Невольно задумываешься. Вот две старости, два одиночества. Одно — под разукрашенным сводом виллы «Армавир», в пестром разнобое натасканных со всего мира вещей и вещичек, в угнетающем безлюдье, которое расстилается не только по дому, но захватывает и двор, и улицу, все окрест. Другое — почти пустая комната, шкафы с книгами, вырезанные из газет и журналов фотографии зданий и площадей Еревана. Но от этой комнаты, этих стен и книг, от самого старика, бледного, больного, исходит тепло и падает свет. Слабый, словно от лучей зимнего солнца, но согревающий душу. И отсвет этого тепла несет в себе каждый, кто знает Седрака Татарина, кто слышал о нем.

На столе Татарина лежат какие-то бумаги, карты.

— Где вы живете? — спрашивает он меня.

— В Ереване.

— Знаю… На какой улице?

— На улице Терьяна, Терьяна, 59.

— А-а-а-а, значит, возле Оперы?

— Вы были в Ереване?

— Нет, не был… Но знаю… Видите эту карту Армении? Я начертил ее. А вот план Еревана, хочу увеличить… Достроили Дворец молодежи?

— Скоро закончим.

— А подземный трамвай?

Обо всем знает этот старик, которому уже за восемьдесят и который живет один на окраине далекого Торонто в своем маленьком домике. С трепетом ждет он, когда придут из Армении газеты и журналы, огорчается, что так запаздывают, что шрифт ереванской газеты «Айреники дзайн»[8] очень уж мелок для его старческих глаз.
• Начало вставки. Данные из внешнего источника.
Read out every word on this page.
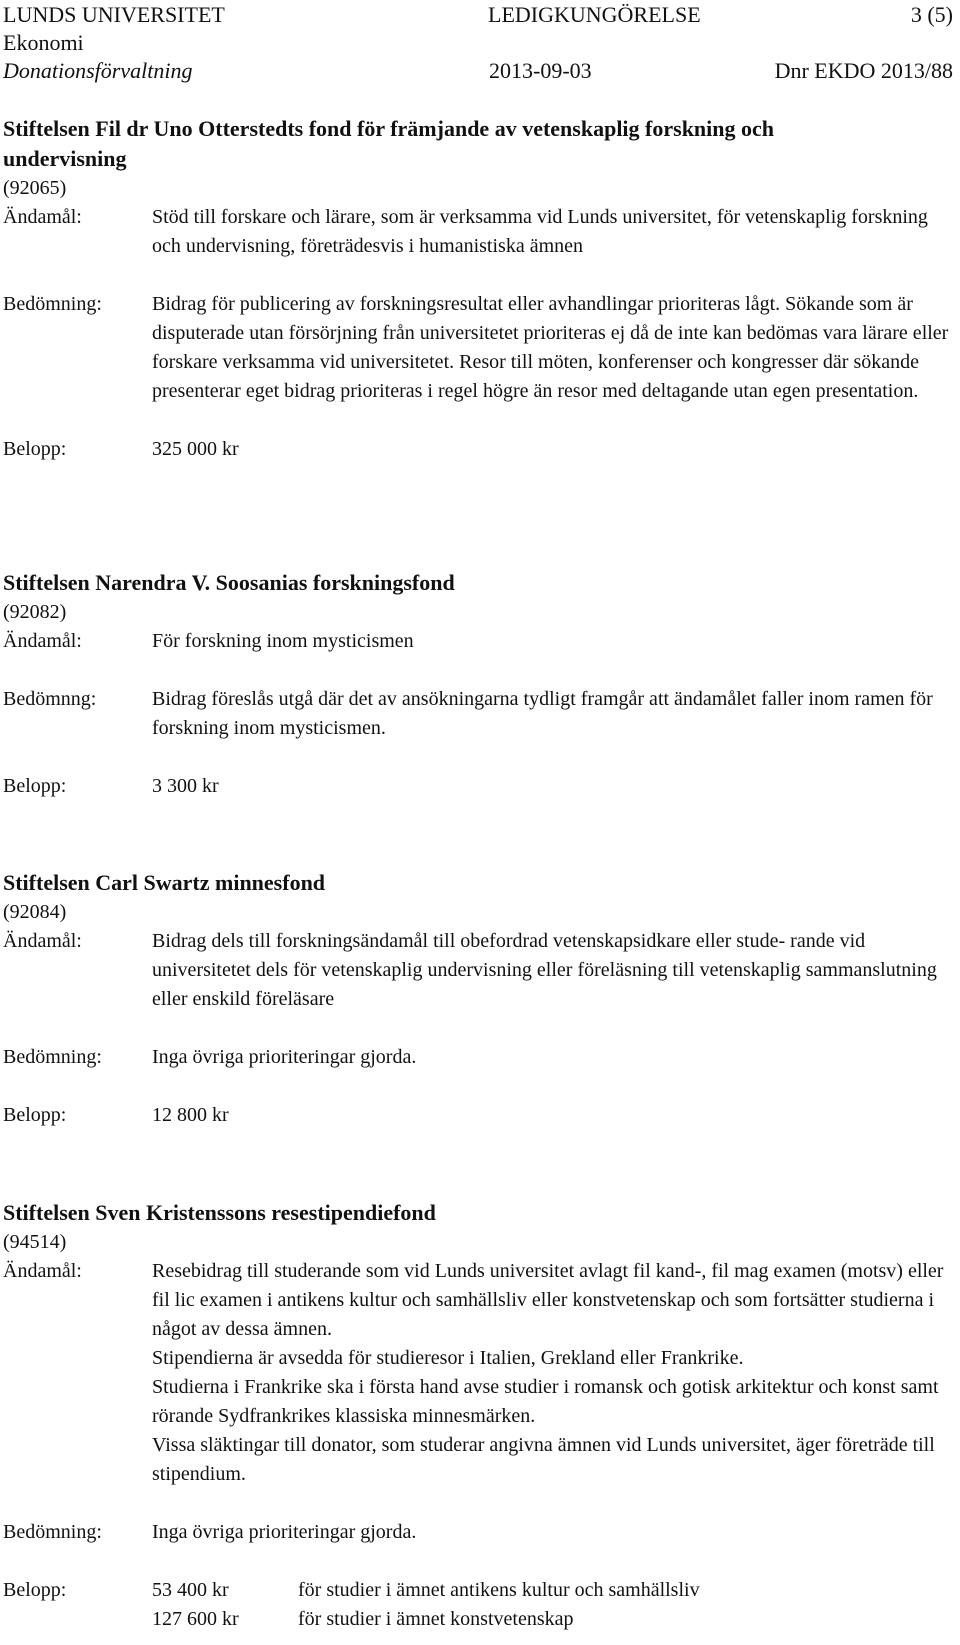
LUNDS UNIVERSITET	LEDIGKUNGÖRELSE	3 (5)
Ekonomi
Donationsförvaltning	2013-09-03	Dnr EKDO 2013/88
Stiftelsen Fil dr Uno Otterstedts fond för främjande av vetenskaplig forskning och undervisning
(92065)
Ändamål:	Stöd till forskare och lärare, som är verksamma vid Lunds universitet, för vetenskaplig forskning och undervisning, företrädesvis i humanistiska ämnen
Bedömning:	Bidrag för publicering av forskningsresultat eller avhandlingar prioriteras lågt. Sökande som är disputerade utan försörjning från universitetet prioriteras ej då de inte kan bedömas vara lärare eller forskare verksamma vid universitetet. Resor till möten, konferenser och kongresser där sökande presenterar eget bidrag prioriteras i regel högre än resor med deltagande utan egen presentation.
Belopp:	325 000 kr
Stiftelsen Narendra V. Soosanias forskningsfond
(92082)
Ändamål:	För forskning inom mysticismen
Bedömnng:	Bidrag föreslås utgå där det av ansökningarna tydligt framgår att ändamålet faller inom ramen för forskning inom mysticismen.
Belopp:	3 300 kr
Stiftelsen Carl Swartz minnesfond
(92084)
Ändamål:	Bidrag dels till forskningsändamål till obefordrad vetenskapsidkare eller stude- rande vid universitetet dels för vetenskaplig undervisning eller föreläsning till vetenskaplig sammanslutning eller enskild föreläsare
Bedömning:	Inga övriga prioriteringar gjorda.
Belopp:	12 800 kr
Stiftelsen Sven Kristenssons resestipendiefond
(94514)
Ändamål:	Resebidrag till studerande som vid Lunds universitet avlagt fil kand-, fil mag examen (motsv) eller fil lic examen i antikens kultur och samhällsliv eller konstvetenskap och som fortsätter studierna i något av dessa ämnen.

Stipendierna är avsedda för studieresor i Italien, Grekland eller Frankrike.

Studierna i Frankrike ska i första hand avse studier i romansk och gotisk arkitektur och konst samt rörande Sydfrankrikes klassiska minnesmärken.

Vissa släktingar till donator, som studerar angivna ämnen vid Lunds universitet, äger företräde till stipendium.

Bedömning:	Inga övriga prioriteringar gjorda.
Belopp:	53 400 kr	för studier i ämnet antikens kultur och samhällsliv
127 600 kr	för studier i ämnet konstvetenskap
Он перебирает бумаги, наконец находит листок из школьной тетрадки и протягивает мне.

— От Гаянэ Манасян. Вы знаете ее? Живет в Ереване, на Кутузова, 38, неподалеку от проспекта Коми-таса.

— Это ваша родственница?

— Нет, переписываемся с ней. Учится в школе имени Варужана. Прочтите это письмо. Ей всего одиннадцать, но так хорошо пишет по-армянски, прямо диву даешься…

Читаю. Обыкновенное письмо девочки, написанное ученическим ровным почерком, но в глазах человека, который видит вокруг детей, пишущих только по-английски, армянский язык одиннадцатилетней Гаянэ кажется просто каким-то чудом.